The oxymoron of subatomic particles

Science, like money, is a human invention that is very useful when used properly and very dangerous when misused. Both money and science can be very useful; on the other hand, a lack of either can be very problematic. Neither science nor money has the strength and significance to be the foundation of a person’s life. A human life based only on science, like a human life based only on money, is sadly crippled and unable to handle the crises that can strike a life emotionally, intellectually, and spiritually.

One of the strengths of science is also one of its weakness: science continually changes. The more effort people put into studying the world, observing the world, experimenting with things in the world, and making predictions based on those experiments and observations, the more likely it becomes that new theories will shape science and direct scientific inquiry on paths that, until that time, were unexpected.

Science was practiced in ancient Egypt, Babylon, India, and China, developing differently in different places. Western science (which drew upon scientific observations and theories from Egypt, Babylon, and India) began roughly twenty-four centuries ago with the philosophers of ancient Greece. Among their efforts was an attempt to determine the basic building blocks of the physical, or observable, world. One early philosopher suggested that everything material is made of water—a reasonable guess, since water can assume so many forms, from ice and snow to liquid water to vapor. Others suggested different basic materials rather than water. Pythagoras and his followers proposed that everything observable consists of numbers. Greek philosophers tended to seek internally consistent explanations of the world, even when those explanations seemed contrary to observation. One group, for example, insisted that motion is logically impossible and is only an illusion—that the true universe is stable and unchanging. Until the invention of calculus many centuries later, scientists and philosophers were not equipped to refute the logic that suggested that motion cannot happen in the world.

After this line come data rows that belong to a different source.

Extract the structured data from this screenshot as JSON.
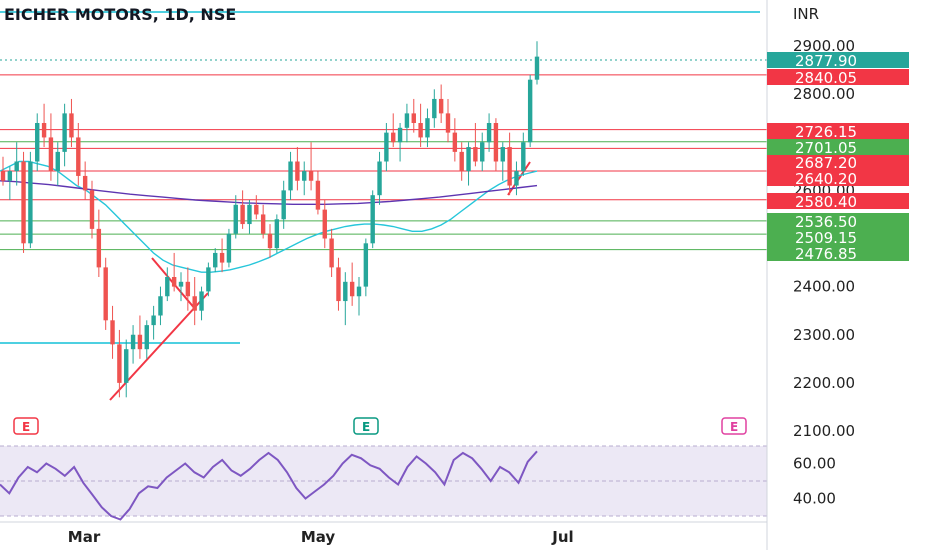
{
  "header": {
    "title": "EICHER MOTORS, 1D, NSE",
    "currency": "INR"
  },
  "chart_data": {
    "type": "candlestick",
    "title": "EICHER MOTORS, 1D, NSE",
    "symbol": "EICHER MOTORS",
    "interval": "1D",
    "exchange": "NSE",
    "currency": "INR",
    "ylim": [
      2100,
      2950
    ],
    "y_ticks": [
      "2100.00",
      "2200.00",
      "2300.00",
      "2400.00",
      "2600.00",
      "2800.00",
      "2900.00"
    ],
    "x_ticks": [
      "Mar",
      "May",
      "Jul"
    ],
    "last_price": "2877.90",
    "last_price_value": 2877.9,
    "support_resistance_red": [
      {
        "label": "2840.05",
        "value": 2840.05
      },
      {
        "label": "2726.15",
        "value": 2726.15
      },
      {
        "label": "2687.20",
        "value": 2687.2
      },
      {
        "label": "2640.20",
        "value": 2640.2
      },
      {
        "label": "2580.40",
        "value": 2580.4
      }
    ],
    "support_resistance_green": [
      {
        "label": "2701.05",
        "value": 2701.05
      },
      {
        "label": "2536.50",
        "value": 2536.5
      },
      {
        "label": "2509.15",
        "value": 2509.15
      },
      {
        "label": "2476.85",
        "value": 2476.85
      }
    ],
    "horizontal_cyan": [
      {
        "value": 2915.0
      },
      {
        "value": 2285.0
      }
    ],
    "candles": [
      [
        2640,
        2670,
        2610,
        2620
      ],
      [
        2620,
        2650,
        2580,
        2640
      ],
      [
        2640,
        2700,
        2610,
        2660
      ],
      [
        2660,
        2680,
        2470,
        2490
      ],
      [
        2490,
        2680,
        2480,
        2660
      ],
      [
        2660,
        2760,
        2640,
        2740
      ],
      [
        2740,
        2780,
        2690,
        2710
      ],
      [
        2710,
        2760,
        2620,
        2640
      ],
      [
        2640,
        2700,
        2610,
        2680
      ],
      [
        2680,
        2780,
        2650,
        2760
      ],
      [
        2760,
        2790,
        2690,
        2710
      ],
      [
        2710,
        2740,
        2610,
        2630
      ],
      [
        2630,
        2660,
        2580,
        2600
      ],
      [
        2600,
        2620,
        2500,
        2520
      ],
      [
        2520,
        2560,
        2420,
        2440
      ],
      [
        2440,
        2460,
        2310,
        2330
      ],
      [
        2330,
        2360,
        2250,
        2280
      ],
      [
        2280,
        2310,
        2170,
        2200
      ],
      [
        2200,
        2290,
        2170,
        2270
      ],
      [
        2270,
        2320,
        2240,
        2300
      ],
      [
        2300,
        2340,
        2250,
        2270
      ],
      [
        2270,
        2330,
        2250,
        2320
      ],
      [
        2320,
        2360,
        2290,
        2340
      ],
      [
        2340,
        2400,
        2320,
        2380
      ],
      [
        2380,
        2440,
        2370,
        2420
      ],
      [
        2420,
        2470,
        2390,
        2400
      ],
      [
        2400,
        2430,
        2370,
        2410
      ],
      [
        2410,
        2440,
        2350,
        2380
      ],
      [
        2380,
        2420,
        2320,
        2350
      ],
      [
        2350,
        2400,
        2330,
        2390
      ],
      [
        2390,
        2450,
        2380,
        2440
      ],
      [
        2440,
        2480,
        2430,
        2470
      ],
      [
        2470,
        2500,
        2430,
        2450
      ],
      [
        2450,
        2520,
        2440,
        2510
      ],
      [
        2510,
        2590,
        2500,
        2570
      ],
      [
        2570,
        2600,
        2520,
        2530
      ],
      [
        2530,
        2580,
        2510,
        2570
      ],
      [
        2570,
        2590,
        2540,
        2550
      ],
      [
        2550,
        2570,
        2500,
        2510
      ],
      [
        2510,
        2530,
        2460,
        2480
      ],
      [
        2480,
        2550,
        2470,
        2540
      ],
      [
        2540,
        2620,
        2520,
        2600
      ],
      [
        2600,
        2680,
        2580,
        2660
      ],
      [
        2660,
        2690,
        2600,
        2620
      ],
      [
        2620,
        2660,
        2590,
        2640
      ],
      [
        2640,
        2700,
        2600,
        2620
      ],
      [
        2620,
        2640,
        2550,
        2560
      ],
      [
        2560,
        2580,
        2480,
        2500
      ],
      [
        2500,
        2520,
        2420,
        2440
      ],
      [
        2440,
        2460,
        2350,
        2370
      ],
      [
        2370,
        2430,
        2320,
        2410
      ],
      [
        2410,
        2450,
        2360,
        2380
      ],
      [
        2380,
        2420,
        2340,
        2400
      ],
      [
        2400,
        2500,
        2380,
        2490
      ],
      [
        2490,
        2600,
        2480,
        2590
      ],
      [
        2590,
        2680,
        2570,
        2660
      ],
      [
        2660,
        2740,
        2640,
        2720
      ],
      [
        2720,
        2760,
        2690,
        2700
      ],
      [
        2700,
        2740,
        2660,
        2730
      ],
      [
        2730,
        2780,
        2700,
        2760
      ],
      [
        2760,
        2790,
        2720,
        2740
      ],
      [
        2740,
        2780,
        2690,
        2710
      ],
      [
        2710,
        2770,
        2690,
        2750
      ],
      [
        2750,
        2810,
        2730,
        2790
      ],
      [
        2790,
        2820,
        2740,
        2760
      ],
      [
        2760,
        2790,
        2700,
        2720
      ],
      [
        2720,
        2750,
        2660,
        2680
      ],
      [
        2680,
        2700,
        2620,
        2640
      ],
      [
        2640,
        2700,
        2610,
        2690
      ],
      [
        2690,
        2740,
        2650,
        2660
      ],
      [
        2660,
        2720,
        2640,
        2700
      ],
      [
        2700,
        2760,
        2680,
        2740
      ],
      [
        2740,
        2750,
        2640,
        2660
      ],
      [
        2660,
        2700,
        2620,
        2690
      ],
      [
        2690,
        2720,
        2590,
        2610
      ],
      [
        2610,
        2660,
        2590,
        2640
      ],
      [
        2640,
        2720,
        2630,
        2700
      ],
      [
        2700,
        2840,
        2690,
        2830
      ],
      [
        2830,
        2910,
        2820,
        2877.9
      ]
    ],
    "sma_fast": [
      2640,
      2650,
      2660,
      2660,
      2655,
      2650,
      2640,
      2625,
      2610,
      2600,
      2585,
      2570,
      2550,
      2530,
      2510,
      2490,
      2470,
      2455,
      2445,
      2440,
      2435,
      2430,
      2430,
      2432,
      2435,
      2440,
      2445,
      2452,
      2460,
      2470,
      2480,
      2490,
      2500,
      2508,
      2515,
      2520,
      2525,
      2528,
      2530,
      2530,
      2528,
      2525,
      2520,
      2515,
      2515,
      2520,
      2528,
      2540,
      2555,
      2570,
      2585,
      2600,
      2612,
      2622,
      2630,
      2635,
      2640
    ],
    "sma_slow": [
      2620,
      2618,
      2615,
      2612,
      2608,
      2604,
      2600,
      2596,
      2592,
      2589,
      2586,
      2583,
      2580,
      2578,
      2576,
      2574,
      2573,
      2572,
      2571,
      2571,
      2571,
      2572,
      2573,
      2575,
      2577,
      2580,
      2583,
      2586,
      2590,
      2594,
      2598,
      2602,
      2606,
      2610
    ],
    "rsi": {
      "ylim": [
        30,
        75
      ],
      "y_ticks": [
        "60.00",
        "40.00"
      ],
      "values": [
        48,
        43,
        52,
        58,
        55,
        60,
        57,
        53,
        58,
        49,
        42,
        35,
        30,
        28,
        34,
        43,
        47,
        46,
        52,
        56,
        60,
        55,
        52,
        58,
        62,
        56,
        53,
        57,
        62,
        66,
        62,
        55,
        46,
        40,
        44,
        48,
        53,
        60,
        65,
        63,
        59,
        57,
        52,
        48,
        58,
        64,
        60,
        55,
        48,
        62,
        66,
        63,
        57,
        50,
        58,
        55,
        49,
        61,
        67
      ]
    },
    "earnings_markers": [
      {
        "label": "E",
        "color": "#f23645"
      },
      {
        "label": "E",
        "color": "#089981"
      },
      {
        "label": "E",
        "color": "#e040a0"
      }
    ]
  }
}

A basic teaching of western science since Greek times has been the assumption that all physical items consist of tiny unbreakable pieces. These were named “atoms” from the Greek word for “unbreakable.” For many centuries, most western scientists considered four elements to be represented among the atoms: water, earth, air, and fire. Alchemy—the predecessor to modern chemistry—observed and experimented with physical items with the assumption that all such items consist of tiny unbreakable pieces of water, earth, air, and fire. Modern western science would never have developed without the alchemists of medieval Europe. Far from living in “the dark ages,” the medieval alchemists were at the forefront of science, culture, and civilization.

Chemists eventually demonstrated the existence of far more than four elements—for example, that water is not a basic building block, but water can be divided into hydrogen and oxygen. As they continued to experiment and observe, chemists developed a series of mathematical relationships among the elements, re-suggesting the possibility that number is the most fundamental building block of the universe. Modern physics grew out of modern chemistry; roughly one hundred years ago, western scientists began to find particles that seemed to be building blocks even of atoms.

Understand that subatomic particles are an oxymoron. Atoms are supposed to be unbreakable—the word “atom” was created to communicate that important idea. Finding that atoms contained protons, neutrons, and electrons changed the rules of science; evidence of quarks and other subatomic particles continued the process of demonstrating that atoms, though important, are among the worst-named ideas in all of science.

Huge powerful machines have been built to study the tiny pieces of atoms. Smashing atoms to observe their particles has been compared to smashing an old-fashioned watch to try to guess how it functions. One scientist, Leon Lederer, joked that God “seems to be making it up as we go along,” since every layer of discoveries suggests a new layer of tiny pieces even smaller than those already demonstrated.

Scientists continue to study the world, to try to understand how things work. They observe and experiment, not only with subatomic particles, but with viruses and other disease-causing agents, medicines, genetics, and the climate of the planet. Sometimes most scientists agree with each other about how things work; other times their research seems to contradict the research of their peers. We are all familiar with the constant revision of nutritional studies—first eggs are good for us, then they are bad for us, then they are good for us again. The old tradition of individual scientists plugging away in their laboratories to manage great discoveries has long been supplanted by teams of scientists funded by government grants and by corporate investments. Political agendas and the hope to generate a financial profit inevitably shape the work of today’s scientists. Their work is important and should not be curtailed; but every scientific discovery must also be accepted with the proverbial grain of salt. That salt is as important an ingredient as any other contribution to scientific investigation. J.